At the June 2, 2021 Hopewell Borough Planning Board meeting, the resolution for “Preliminary and Final Major Site Plan with use and Bulk Variances” for that property, which stands at 71 East Broad Street in Hopewell Borough was approved.

The site formerly operated as a gas station and provided automotive sales and service.

The recently approved plan calls for a number of changes/improvements:

  1. The removal of a portion of the rear of the building, with the reconstruction of such into covered parking;
  2. A new front atrium of 500 sq. ft.;
  3. Conversion of the first floor into two retail/professional spaces of 1,711 sq. ft. and 1,300 sq. ft., and one professional space at 400 sq. ft.;
  4. Conversion of the second floor into four residential apartments; two at 975 sq. ft., and two at 1,092 sq. ft.;
  5. Parking improvements with ADA spaces added;
  6. Three offsite parallel parking spaces along Maple Street;
  7. A dumpster enclosure at the rear of the building;
  8. A patio along the front of the building;
  9. A six ft. wooden fence with a ten ft. landscaped area along the southern property line; and
  10. A streetscape sidewalk construction along the front and side of the building, including defined areas of ingress and egress from Maple and Broad with curbing.

The use variance that was requested and subsequently approved mainly called for the construction of four apartments instead of three allowable per ordinance for the building/property.

When time was provided for public comment, Jon McConaughy, owner of the Brick Farm businesses, one of which is located across the street from the Castoro property, noted that the applicant did not demonstrate a hardship for the variance and that four apartments instead of three per ordinance should not be approved.

The bulk variances requested were:

  1. A minimal front yard of 15 ft. is required, the existing/proposed is 0 ft.;
  2. Parking spaces of 9 x 20ft. are required, proposed is 9 x 18ft.;
  3. Maximum lot coverage of 40% is required, whereas 70% is proposed; and
  4. Internal landscaping in the parking area is required per ordinance for 20+ parking spaces, whereas none is proposed.

Regarding the bulk variances, items 1 and 2 were approved by the Board.
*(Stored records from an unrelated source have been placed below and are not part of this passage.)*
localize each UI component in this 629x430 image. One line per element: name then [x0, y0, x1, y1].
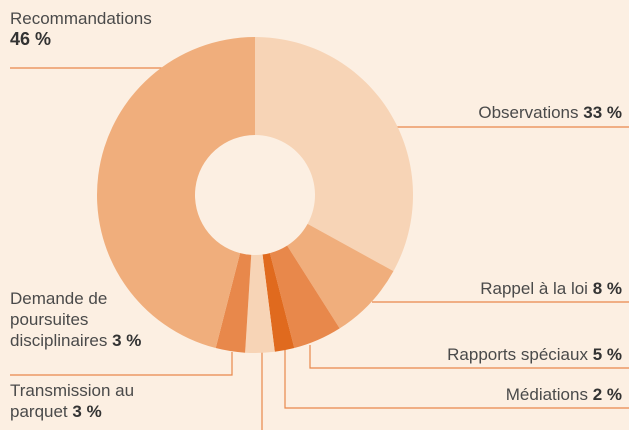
category-name: Médiations	[505, 385, 588, 404]
value-label: 8 %	[592, 279, 622, 298]
category-name: Rappel à la loi	[480, 279, 588, 298]
slice-label: Rapports spéciaux 5 %	[447, 344, 622, 365]
slice-label: Demande de poursuites disciplinaires 3 %	[10, 288, 170, 351]
category-name: Demande de poursuites disciplinaires	[10, 289, 108, 350]
value-label: 46 %	[10, 29, 52, 49]
leader-line	[284, 350, 629, 409]
value-label: 3 %	[72, 402, 102, 421]
slice-label: Transmission au parquet 3 %	[10, 380, 138, 422]
leader-lines	[10, 67, 629, 430]
value-label: 2 %	[592, 385, 622, 404]
value-label: 33 %	[583, 103, 622, 122]
value-label: 3 %	[112, 331, 142, 350]
donut-slice	[287, 223, 394, 329]
category-name: Rapports spéciaux	[447, 345, 588, 364]
donut-slice	[269, 245, 340, 349]
donut-slice	[96, 37, 256, 349]
slice-label: Rappel à la loi 8 %	[480, 278, 622, 299]
leader-line	[10, 352, 233, 376]
slice-label: Recommandations 46 %	[10, 8, 210, 50]
category-name: Transmission au parquet	[10, 381, 135, 421]
donut-slice	[262, 253, 295, 352]
donut-slice	[215, 253, 252, 353]
category-name: Recommandations	[10, 9, 152, 28]
slice-label: Observations 33 %	[478, 102, 622, 123]
donut-slice	[245, 254, 275, 354]
donut-slice	[255, 37, 413, 272]
category-name: Observations	[478, 103, 579, 122]
value-label: 5 %	[592, 345, 622, 364]
leader-line	[309, 345, 629, 369]
slice-label: Médiations 2 %	[506, 384, 622, 405]
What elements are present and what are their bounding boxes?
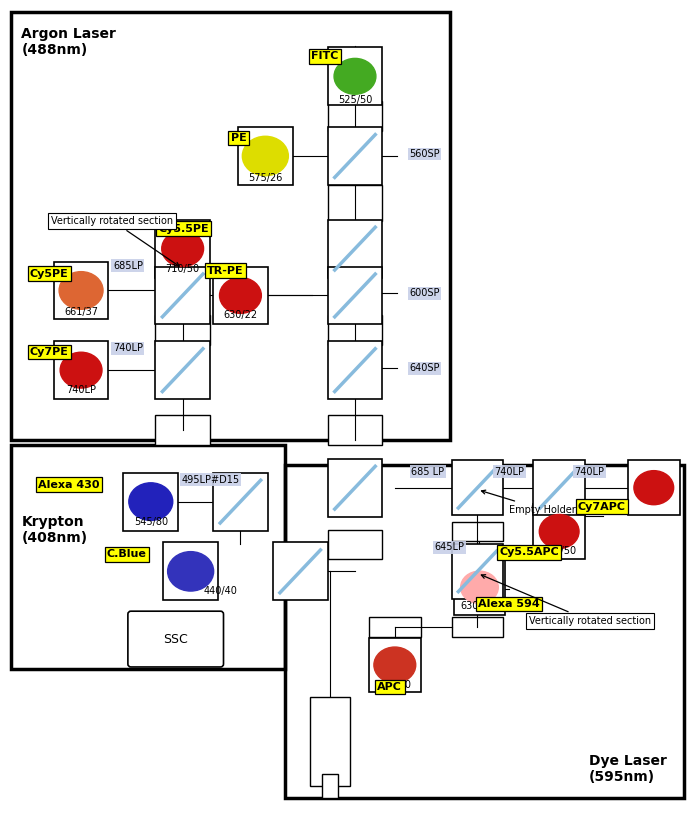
Text: APC: APC [377, 682, 402, 692]
Text: 640SP: 640SP [410, 363, 440, 373]
Text: 740LP: 740LP [66, 385, 96, 395]
Bar [155, 220, 210, 278]
Ellipse shape [59, 271, 103, 309]
Text: Dye Laser
(595nm): Dye Laser (595nm) [589, 754, 667, 784]
Text: Krypton
(408nm): Krypton (408nm) [21, 514, 88, 544]
Text: 645LP: 645LP [435, 543, 465, 553]
Text: SSC: SSC [163, 632, 188, 645]
Ellipse shape [334, 59, 376, 95]
Bar [328, 341, 382, 399]
Text: FITC: FITC [312, 51, 339, 61]
Bar [328, 415, 382, 445]
Text: Cy7APC: Cy7APC [578, 501, 626, 512]
Bar [328, 459, 382, 517]
Bar [328, 220, 382, 278]
Text: 740LP: 740LP [574, 467, 604, 477]
Text: 525/50: 525/50 [338, 95, 372, 105]
Ellipse shape [167, 552, 214, 591]
Text: 740LP: 740LP [494, 467, 524, 477]
Ellipse shape [129, 482, 173, 521]
Text: 685LP: 685LP [113, 261, 143, 271]
Bar [328, 530, 382, 559]
Bar [328, 127, 382, 185]
Bar [452, 617, 503, 637]
Text: 685 LP: 685 LP [411, 467, 444, 477]
Text: 560SP: 560SP [410, 149, 440, 159]
Ellipse shape [220, 278, 261, 314]
Bar [369, 637, 421, 693]
Ellipse shape [242, 136, 288, 176]
Text: Cy5.5PE: Cy5.5PE [158, 223, 209, 234]
FancyBboxPatch shape [128, 611, 223, 667]
Bar [454, 560, 505, 615]
Text: Cy5.5APC: Cy5.5APC [499, 548, 559, 557]
Bar [328, 315, 382, 346]
Text: Empty Holder: Empty Holder [482, 490, 576, 514]
Bar [328, 101, 382, 131]
Bar [11, 445, 286, 669]
Bar [163, 543, 218, 600]
Text: 661/37: 661/37 [64, 307, 98, 317]
Text: 740LP: 740LP [113, 343, 143, 353]
Bar [310, 697, 350, 786]
Text: Alexa 430: Alexa 430 [38, 480, 100, 490]
Bar [213, 473, 268, 531]
Text: 630/22: 630/22 [223, 311, 258, 320]
Bar [286, 465, 684, 799]
Bar [123, 473, 178, 531]
Bar [628, 460, 680, 515]
Bar [54, 262, 108, 319]
Text: Vertically rotated section: Vertically rotated section [51, 216, 179, 267]
Bar [452, 522, 503, 541]
Text: 660/20: 660/20 [378, 680, 412, 689]
Bar [54, 341, 108, 399]
Bar [155, 315, 210, 346]
Text: 440/40: 440/40 [204, 586, 237, 597]
Text: Cy7PE: Cy7PE [30, 347, 69, 357]
Text: 575/26: 575/26 [248, 173, 283, 183]
Ellipse shape [634, 470, 673, 504]
Text: Cy5PE: Cy5PE [30, 268, 69, 279]
Bar [533, 504, 585, 559]
Ellipse shape [539, 514, 579, 548]
Text: TR-PE: TR-PE [207, 266, 244, 275]
Bar [322, 773, 338, 799]
Text: 495LP#D15: 495LP#D15 [181, 474, 239, 485]
Bar [328, 267, 382, 324]
Bar [369, 617, 421, 637]
Ellipse shape [374, 647, 416, 683]
Bar [452, 460, 503, 515]
Bar [155, 341, 210, 399]
Text: 600SP: 600SP [410, 289, 440, 298]
Bar [155, 415, 210, 445]
Bar [328, 185, 382, 221]
Text: 630/20: 630/20 [461, 601, 494, 611]
Ellipse shape [60, 352, 102, 388]
Text: 545/80: 545/80 [134, 517, 168, 526]
Text: Vertically rotated section: Vertically rotated section [482, 575, 652, 626]
Text: PE: PE [230, 133, 246, 143]
Text: 710/50: 710/50 [542, 546, 576, 557]
Ellipse shape [461, 571, 498, 603]
Bar [328, 47, 382, 105]
Bar [213, 267, 268, 324]
Text: 710/50: 710/50 [166, 263, 200, 274]
Ellipse shape [162, 231, 204, 267]
Bar [238, 127, 293, 185]
Text: Alexa 594: Alexa 594 [479, 599, 540, 610]
Bar [533, 460, 585, 515]
Text: Argon Laser
(488nm): Argon Laser (488nm) [21, 27, 116, 57]
Bar [11, 11, 449, 440]
Bar [273, 543, 328, 600]
Bar [452, 544, 503, 599]
Bar [155, 267, 210, 324]
Text: C.Blue: C.Blue [107, 549, 147, 559]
Items 3 and 4 were approved with contingencies/conditions, mainly based around the applicant wanting to roll compliance with these non-conformances into a second phase of development.

The contingencies involve the approval of plans for a second phase of construction, proposals for which must be submitted within two years of the current approved resolution. For instance, construction must start within two years of approval of the second phase plans, and complete within five years. If the second phase does not gain approval, the applicant must complete all work in the conforming site plan (for the current phase) within three months.

A number of other conditions were included with the approval of the resolution including items such as complying with the Historic Commission’s recommendations with respect to size and placement of windows, requiring a brick exterior with black framed windows, and requirements on streetscape lighting. Additionally the testing of waterline connections for capacity to support the proposed 6-inch fire line interconnect were specified.